RPI, CPI and RPIX are three different measures for calculating inflation. To summarise
- CPI = headline rate (excludes mortgage interest payments, housing costs)
- RPI = Retail Price Index. Includes mortgage payments.
In 2009, the UK saw a cut in interest rates, and therefore, a fall in mortgage repayments. This caused RPI to become negative – whilst CPI remained positive.
The main inflation rate in the UK is now the CPI Consumer Price Index.
The CPI is based on the HCIP (Harmonised Consumer index prices) which measures inflation on internationally agreed standards throughout Europe.
- The RPI (Retail price index) includes mortgage interest payments. Thus changes in the interest rates affect the RPI. If interest rates are cut, it will reduce mortgage interest payments. Thus the RPI will fall but not the CPI.

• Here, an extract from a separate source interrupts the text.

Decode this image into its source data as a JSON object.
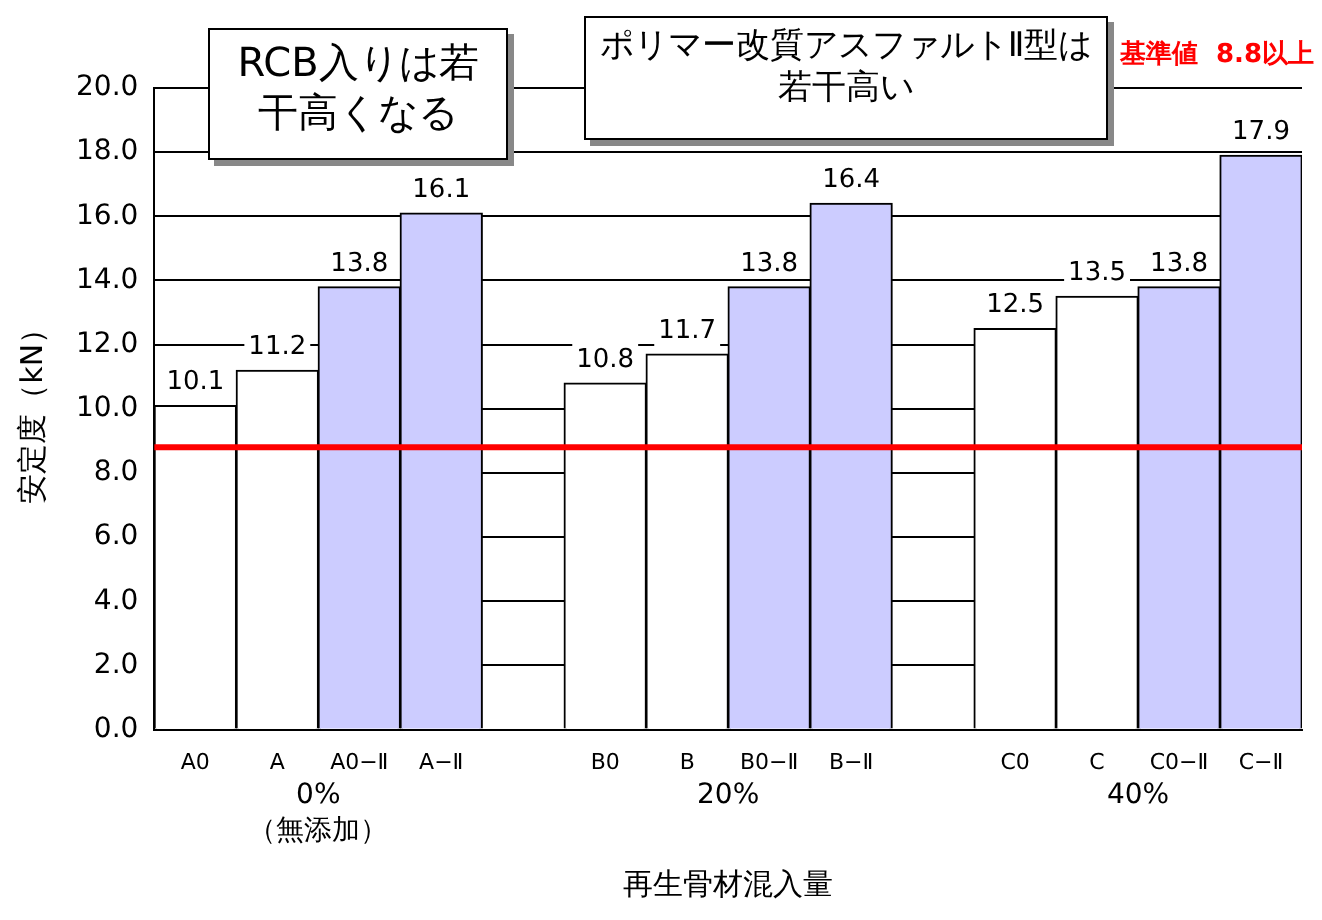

- The RPI also includes council tax and some other housing costs not included in CPI
- The CPI includes some financial services not included in the RPI
- The CPI is based on a wider sample of the population for working out weights.
RPIX and RPI
- RPIX is the same as RPI minus mortgage interest payments.
- RPIX is closer to CPI but not exactly same.
RPIY (Core Inflation)
The RPIY measures core inflation this is RPIX minus taxes such as VAT and excise duty. Thus a cut in VAT would reduce RPI but not reduce core RPIY
Which is Most Accurate Definition of Inflation?
RPI is generally higher – especially in periods of interest rate rises.
It’s hard to say. However, I think it is more useful to look at underlying core inflation. For example, a large cut in interest rates causes a temporary fall in RPI, yet could lead to inflationary pressures in the long term.
- CPI tends to be a little lower than RPI (except when interest rates are cut like at moment)
New measures of inflation – CPI, CPIH and CPIY
CPIH – CPIH It is based on CPI, plus it includes housing costs, such as mortgage interest payments. Owner occupiers cost (OOH) account for 12% of the CPIH weighting
CPIY – The CPI – Indirect taxes. This is the CPI measure but excludes the impact of indirect taxes such as VAT and excise duty.
CPI-CT. This is a similar principle to CPIY. CPI-CT holds indirect taxes rates constant at the rate prevailing at the start of the year.